What is lateral movement?

Lateral movement in cybersecurity is a technique where attackers, after intruding into an organization's network, escalate privileges, exploit vulnerabilities, and more, to gain further access to assets and resources.

Lateral movement is not an attack by itself, but a stage leading up to an attack. Attackers use that initial access to compromise other accounts in the network to create a massive impact. It's a tactic predominantly used in APTs whereby the attacker stays in the network undetected for an extended period of time to gain access to more valuable assets or resources.

The stages of lateral movement

To stay hidden, the attacker moves laterally through the network slowly and in stages. The movement can be divided into three stages:

Reconnaissance

Every move by an attacker is carefully planned to go undetected. Reconnaissance is the first stage of lateral movement. Once the threat actor has gained a foothold into the network, they gather information on the network, its devices, and users. This helps them tactically move through the network without raising suspicion.

These are a few tools and techniques that attackers may use for reconnaissance:

• Nmap: A network scanner that finds details about a network and the protocols running on it.
• Metasploit: A popular reconnaissance tool that can be used to probe for any vulnerabilities in the network or servers.
• Bloodhound: An AD reconnaissance tool that identifies the relationship between AD objects such as computers, groups, and users.
• Responder: A tool that can be used to poison Link-Local Multicast Name Resolution (LLMNR), NetBIOS Name Service (NBT-NS), and Multicast DNS (mDNS) protocols to intercept and respond to network traffic and collect user authentication credentials.
• PowerSploit: A collection of PowerShell scripts that be used for reconnaissance.
• Recon-ng: An Open Source Intelligence-based tool that is used for reconnaissance.

Credential dumping

This is the second stage of lateral movement. Once the attacker gains access to the network and has studied it thoroughly, they will then attempt to elevate their privileges. This means that the attacker uses privilege elevation techniques to gain access to user accounts and devices to move laterally through the network.

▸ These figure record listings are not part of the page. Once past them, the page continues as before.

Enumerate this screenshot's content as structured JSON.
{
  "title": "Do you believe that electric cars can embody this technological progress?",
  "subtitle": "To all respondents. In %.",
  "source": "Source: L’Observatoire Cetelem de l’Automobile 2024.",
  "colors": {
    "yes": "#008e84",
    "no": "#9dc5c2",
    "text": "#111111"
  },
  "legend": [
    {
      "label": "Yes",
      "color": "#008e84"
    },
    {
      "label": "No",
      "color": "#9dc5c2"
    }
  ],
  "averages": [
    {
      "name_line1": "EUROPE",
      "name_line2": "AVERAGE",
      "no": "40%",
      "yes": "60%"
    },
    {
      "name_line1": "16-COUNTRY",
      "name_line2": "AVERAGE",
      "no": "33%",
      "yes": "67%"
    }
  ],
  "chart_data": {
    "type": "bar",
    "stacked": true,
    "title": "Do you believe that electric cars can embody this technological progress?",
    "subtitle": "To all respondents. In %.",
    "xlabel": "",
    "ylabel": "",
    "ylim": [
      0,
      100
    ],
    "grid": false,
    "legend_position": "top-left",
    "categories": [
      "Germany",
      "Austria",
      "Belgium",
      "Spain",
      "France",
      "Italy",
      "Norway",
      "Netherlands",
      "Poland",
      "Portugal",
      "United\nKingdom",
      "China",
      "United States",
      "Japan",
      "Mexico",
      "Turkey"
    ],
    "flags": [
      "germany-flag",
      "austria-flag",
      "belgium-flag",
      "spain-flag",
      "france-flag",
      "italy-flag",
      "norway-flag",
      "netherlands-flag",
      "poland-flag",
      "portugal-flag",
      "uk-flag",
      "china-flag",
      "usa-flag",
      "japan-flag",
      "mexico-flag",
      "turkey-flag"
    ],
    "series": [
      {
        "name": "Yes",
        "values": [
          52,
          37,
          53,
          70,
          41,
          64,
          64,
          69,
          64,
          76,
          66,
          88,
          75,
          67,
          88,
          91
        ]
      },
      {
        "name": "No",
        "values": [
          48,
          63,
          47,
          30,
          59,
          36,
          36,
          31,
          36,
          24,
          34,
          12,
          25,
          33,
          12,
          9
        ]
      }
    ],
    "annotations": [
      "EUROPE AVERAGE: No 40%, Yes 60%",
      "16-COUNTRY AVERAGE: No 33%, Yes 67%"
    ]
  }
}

Some of the common lateral movement techniques include:

• Kerberoasting: This technique extracts account credentials hashes from AD and cracks them offline.
• Golden Ticket: This technique allows the attacker to forge Kerberos Ticket Granting Tickets, thereby giving the attacker access to any resource on the AD.
• Silver Ticket: This technique allows the attacker to forge authentication tickets by cracking the password hash of a service account. The attacker can use this to gain access to file shares, which would allow them to find sensitive data and exfiltrate it.
• Keylogging: This records and tracks every key movement of the user, usually without their knowledge. An attacker can use this to assemble user behavior and private data.
• Pass the hash: This is a technique where attackers use the password hash rather than the plain text password to perform a valid NTLM authentication.
• Pass the ticket: This is a technique where attackers use stolen Kerberos tickets to authenticate to a domain.
• RDP attack: This technique uses valid credentials to log in to a system remotely, and then perform actions under the guise of the logged-in user.
• Server Message Block attack: This is a client-server communication protocol that can be abused by attackers to access file shares, allowing them to move laterally through a network.

Gaining access

If the attacker manages to evade the security controls in place and elevate their privileges within the network, they're eventually able to gain access to the desired sensitive data. Since the attacker does this using legitimate credentials, they can avoid detection.

Steps to prevent lateral movement

Lateral movement attacks are hard to detect because they use attack techniques that look like a legitimate network event, which allow them to stay undetected in the network for a long period.

Least privilege for users

Organizations should implement the principle of least privilege in which users are granted access to only what's required. The lesser privilege an account has, the more difficult it is for the attacker to gain access to their desired resource.

MFA

The implementation of MFA for systems, resources, and data is recommended. It is an additional layer of security that helps to prevent brute-force attacks and other password attacks.

Network segmentation

It is good practice to segment the network into smaller sub-networks, each with its own set of protocols and policies, to prevent lateral movement within the network.

Strong passwords

Organizations should enforce a strong password policy for systems and accounts to protect privileged accounts from possible attempts at lateral movement.

SIEM solutions

SIEM solutions can help prevent lateral movement, as they correlate data to identify any event that stands out. A solution that has behavioral analytics is even better for this purpose. It will collate data from all endpoints and use ML capabilities to establish a baseline for normal behavior, instantly alerting admins of any activity out of the ordinary.